Information and Communication Security Policy

2024.04 Version

This Information and Communication Security Policy (hereinafter referred to as “the Policy”), which is specially designed to serve as the highest guiding principle for internal information security management, provides reliable information and communication services for Quilter International Enterprise Co., LTD. (hereinafter referred to as “Quilter” or “the Company”) and the mobile device application (hereinafter referred to as “QCASH app”) created by the Company to provide remittance services for migrant workers; the Policy aims to maintain the confidentiality of information assets security, integrity, and availability, and it also intends to facilitate the smooth conduct of various business activities.

1. Scope

The Policy applies to all employees of the Company, as well as suppliers and visitors who conduct business or interact with the Company.

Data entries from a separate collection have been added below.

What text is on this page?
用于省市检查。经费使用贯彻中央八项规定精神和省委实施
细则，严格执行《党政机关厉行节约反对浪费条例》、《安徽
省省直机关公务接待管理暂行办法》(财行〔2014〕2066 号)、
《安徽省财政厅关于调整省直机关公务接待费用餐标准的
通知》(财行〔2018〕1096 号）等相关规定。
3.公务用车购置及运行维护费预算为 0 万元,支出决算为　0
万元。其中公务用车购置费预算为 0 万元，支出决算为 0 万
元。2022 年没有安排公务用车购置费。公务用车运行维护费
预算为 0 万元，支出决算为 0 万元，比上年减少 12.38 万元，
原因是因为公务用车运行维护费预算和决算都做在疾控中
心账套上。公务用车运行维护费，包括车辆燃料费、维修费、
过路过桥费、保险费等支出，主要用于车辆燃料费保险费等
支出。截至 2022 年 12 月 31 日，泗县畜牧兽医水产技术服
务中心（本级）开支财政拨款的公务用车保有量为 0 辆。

2. Information Security Objectives

The objectives of Company’s information security are as follows:

  1. Ensure the confidentiality of the Company’s information assets and implement information access controls to ensure that information can only be accessed by authorized personnel.
  2. Ensure the accuracy and completeness of the Company’s information processing methods.
  3. Ensure the continuous operation of the Company’s information processes.
3. Information Security Control Measures

The Company’s information security control measures include but are not limited to:

  1. Establish an information security and personal data protection management committee and an information security promotion group to ensure the effectiveness of information security management operations.
  2. Establish a list of information assets and designate owners in each department. Each department should also conduct risk assessments on differences in information asset levels. In the case where the risk exceeds the acceptable level, risk management should be carried out and control measures should be implemented.
  3. Conduct necessary assessments for personnel recruitment. Employees should sign relevant operating procedures and participate in information security education and training to enhance their awareness of information security protection.
  4. Implement strict rules regarding access control and items being brought in and out of the Company’s buildings and information security control areas.
  5. Identify the information security of all products, services, processes, networks, and information technology infrastructure to ensure risks are identified and deploy appropriate protective measures.
  6. Establish appropriate backup or monitoring mechanisms for important equipment to maintain availability. Employees’ personal computers should be installed with anti-virus software, virus code updates should be checked regularly, and the use of unauthorized software is prohibited.
  7. Employees should properly protect and use personal accounts, passwords, and permissions. Management should conduct regular annual inspections. Back up key system operating data regularly and store it off-site.
  8. In the initial stage of system development, security control mechanisms should be considered; for outsourced development, the security requirements for control and contract should be strengthened. System development should be closely monitored to prevent delays and deviations from the schedule.
  9. Design appropriate response programs for information security incidents and vulnerability to respond immediately to information security incidents and prevent further damage.
  10. Develop business continuity operation plans, conduct regular drills, and continuously adjust and update the content.
  11. Incorporate verification and review mechanisms into employees’ daily operations to maintain data accuracy. Supervisors should supervise the implementation of the information security system to strengthen employees’ information security awareness and legal concepts.
  12. Undergo necessary review when vendors and visitors who have business or interactions with the Company need to access the Company’s information assets. These personnel are also responsible for protecting the Company’s information assets.
4. Review and Revision

In response to changes in laws, business needs, technological developments, etc., the Company will revise and publish the Policy from time to time without further prior notice to you. The Policy is written in Chinese. If there are any versions in other languages and there is any inconsistency in the content, the Chinese version shall prevail. If you have any questions about the Policy, please contact the Company through the channels published on the Website.